Online Backup
From Neo4j Wiki
This page will teach you how to use the Neo4j online backup component.
Contents |
[edit] Online backup basics
The online backup utility can be used to
synchronize a destination neo4j database
from a source neo4j database.
The source database is a running EmbeddedGraphDatabase
instance, which can continue to run as usual during the backup.
The destination is either a running EmbeddedGraphDatabase
or a filesystem location with a neo4j database in. The destination database
has to start out as a copy of the files of the original datastore.
All completed transactions for all included data sources will be copied to the backup. Transactions that are still open don't affect the backup, and are of course not included in the backup.

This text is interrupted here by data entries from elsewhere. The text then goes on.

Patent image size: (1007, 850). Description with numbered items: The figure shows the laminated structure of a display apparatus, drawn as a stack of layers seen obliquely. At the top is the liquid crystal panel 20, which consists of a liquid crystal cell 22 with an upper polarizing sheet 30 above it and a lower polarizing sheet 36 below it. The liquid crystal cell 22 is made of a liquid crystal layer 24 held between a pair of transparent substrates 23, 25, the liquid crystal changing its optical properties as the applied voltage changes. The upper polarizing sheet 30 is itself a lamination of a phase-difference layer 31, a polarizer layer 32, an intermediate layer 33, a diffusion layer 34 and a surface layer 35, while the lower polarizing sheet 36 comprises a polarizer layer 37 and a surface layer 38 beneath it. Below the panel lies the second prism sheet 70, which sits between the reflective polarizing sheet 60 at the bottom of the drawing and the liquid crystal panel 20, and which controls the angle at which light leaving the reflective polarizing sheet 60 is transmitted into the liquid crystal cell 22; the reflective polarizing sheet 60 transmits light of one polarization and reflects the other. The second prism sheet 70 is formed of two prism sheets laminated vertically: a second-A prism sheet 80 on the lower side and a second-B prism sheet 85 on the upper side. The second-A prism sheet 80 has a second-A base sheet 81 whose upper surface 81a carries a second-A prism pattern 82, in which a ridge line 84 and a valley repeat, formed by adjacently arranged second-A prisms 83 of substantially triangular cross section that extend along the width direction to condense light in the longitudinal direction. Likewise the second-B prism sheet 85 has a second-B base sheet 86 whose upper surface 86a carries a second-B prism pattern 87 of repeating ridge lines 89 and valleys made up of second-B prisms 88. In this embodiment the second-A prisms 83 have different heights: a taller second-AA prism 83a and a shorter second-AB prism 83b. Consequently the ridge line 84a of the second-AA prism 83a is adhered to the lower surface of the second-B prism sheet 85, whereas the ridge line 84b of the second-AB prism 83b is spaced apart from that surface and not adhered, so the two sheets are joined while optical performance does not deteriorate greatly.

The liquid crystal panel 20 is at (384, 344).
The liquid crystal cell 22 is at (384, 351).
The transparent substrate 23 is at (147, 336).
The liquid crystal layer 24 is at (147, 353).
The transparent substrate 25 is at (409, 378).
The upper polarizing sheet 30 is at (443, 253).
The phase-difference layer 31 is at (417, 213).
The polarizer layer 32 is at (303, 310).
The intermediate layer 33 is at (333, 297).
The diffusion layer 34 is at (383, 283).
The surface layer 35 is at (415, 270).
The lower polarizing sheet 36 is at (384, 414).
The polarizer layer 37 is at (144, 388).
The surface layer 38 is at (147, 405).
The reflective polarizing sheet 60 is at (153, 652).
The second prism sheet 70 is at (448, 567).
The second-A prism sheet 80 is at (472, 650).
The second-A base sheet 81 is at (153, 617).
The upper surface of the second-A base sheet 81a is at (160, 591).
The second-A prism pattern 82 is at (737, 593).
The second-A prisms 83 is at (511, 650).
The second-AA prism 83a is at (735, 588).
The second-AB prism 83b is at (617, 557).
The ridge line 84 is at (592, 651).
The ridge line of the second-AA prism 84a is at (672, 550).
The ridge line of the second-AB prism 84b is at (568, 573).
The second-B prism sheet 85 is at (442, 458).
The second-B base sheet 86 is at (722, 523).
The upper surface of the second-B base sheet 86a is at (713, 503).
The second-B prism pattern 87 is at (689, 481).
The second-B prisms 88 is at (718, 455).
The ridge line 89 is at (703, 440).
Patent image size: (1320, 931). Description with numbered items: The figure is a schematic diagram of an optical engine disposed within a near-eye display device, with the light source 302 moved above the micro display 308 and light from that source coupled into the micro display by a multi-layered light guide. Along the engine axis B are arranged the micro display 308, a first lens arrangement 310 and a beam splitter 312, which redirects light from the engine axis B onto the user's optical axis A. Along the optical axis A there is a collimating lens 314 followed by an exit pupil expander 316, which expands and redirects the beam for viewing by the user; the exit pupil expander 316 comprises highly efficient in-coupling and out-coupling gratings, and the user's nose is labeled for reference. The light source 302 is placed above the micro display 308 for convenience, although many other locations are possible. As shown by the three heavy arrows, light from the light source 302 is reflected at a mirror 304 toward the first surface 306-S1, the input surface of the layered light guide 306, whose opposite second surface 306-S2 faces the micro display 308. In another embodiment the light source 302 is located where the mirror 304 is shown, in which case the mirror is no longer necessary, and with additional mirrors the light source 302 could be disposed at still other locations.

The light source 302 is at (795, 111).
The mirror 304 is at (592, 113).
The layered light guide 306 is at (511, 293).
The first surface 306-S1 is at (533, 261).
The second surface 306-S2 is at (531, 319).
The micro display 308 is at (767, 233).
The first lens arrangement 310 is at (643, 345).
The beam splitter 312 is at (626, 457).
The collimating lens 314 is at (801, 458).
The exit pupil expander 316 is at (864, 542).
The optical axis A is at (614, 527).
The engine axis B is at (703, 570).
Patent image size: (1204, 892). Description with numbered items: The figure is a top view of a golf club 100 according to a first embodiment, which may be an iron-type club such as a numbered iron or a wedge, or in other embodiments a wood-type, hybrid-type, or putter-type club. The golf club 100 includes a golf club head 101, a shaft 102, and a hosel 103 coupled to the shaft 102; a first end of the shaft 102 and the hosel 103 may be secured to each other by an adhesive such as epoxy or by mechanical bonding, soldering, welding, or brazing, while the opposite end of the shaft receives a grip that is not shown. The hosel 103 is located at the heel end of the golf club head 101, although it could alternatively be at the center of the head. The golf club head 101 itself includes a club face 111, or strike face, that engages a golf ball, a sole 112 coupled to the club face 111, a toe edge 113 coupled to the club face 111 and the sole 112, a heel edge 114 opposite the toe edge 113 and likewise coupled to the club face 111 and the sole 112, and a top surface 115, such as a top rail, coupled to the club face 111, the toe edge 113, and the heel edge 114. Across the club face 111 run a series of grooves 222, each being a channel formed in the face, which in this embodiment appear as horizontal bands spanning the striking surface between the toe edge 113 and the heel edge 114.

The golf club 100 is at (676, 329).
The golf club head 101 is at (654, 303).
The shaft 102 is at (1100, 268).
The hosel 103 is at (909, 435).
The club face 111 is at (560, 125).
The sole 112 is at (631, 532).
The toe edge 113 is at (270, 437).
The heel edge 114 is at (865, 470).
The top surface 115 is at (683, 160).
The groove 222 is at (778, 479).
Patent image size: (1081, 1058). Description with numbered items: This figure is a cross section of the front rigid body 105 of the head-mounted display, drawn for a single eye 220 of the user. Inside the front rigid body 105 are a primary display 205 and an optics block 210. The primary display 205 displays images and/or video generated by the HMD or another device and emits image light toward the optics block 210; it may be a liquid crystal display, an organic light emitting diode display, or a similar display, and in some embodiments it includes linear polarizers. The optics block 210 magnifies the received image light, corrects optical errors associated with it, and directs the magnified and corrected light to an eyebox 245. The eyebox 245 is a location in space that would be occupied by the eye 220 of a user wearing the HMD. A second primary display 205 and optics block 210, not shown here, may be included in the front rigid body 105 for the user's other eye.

The component information is located at: http://components.neo4j.org/neo4j-online-backup/
Adding online-backup as a Maven dependency is done like this (assuming version 0.4-SNAPSHOT, it's the latest as of 2010-01-13):
<dependency>
<groupId>org.neo4j</groupId>
<artifactId>neo4j-online-backup</artifactId>
<version>0.5</version>
</dependency>
If you want to download the component as a jar file, it's found here: http://m2.neo4j.org/org/neo4j/neo4j-online-backup/
[edit] Database configuration
The backup relies on using the logical logs, so the original (source) database has to be configured to keep the logs:
EmbeddedGraphDatabase graphDb = new EmbeddedGraphDatabase( STORE_LOCATION_DIR );
XaDataSourceManager xaDsMgr = graphDb.getConfig().getTxModule().getXaDataSourceManager();
XaDataSource dataSource = xaDsMgr.getXaDataSource( "nioneodb" );
dataSource.keepLogicalLogs( true );
Note: All data sources included in a backup have to be set to keep their logical logs.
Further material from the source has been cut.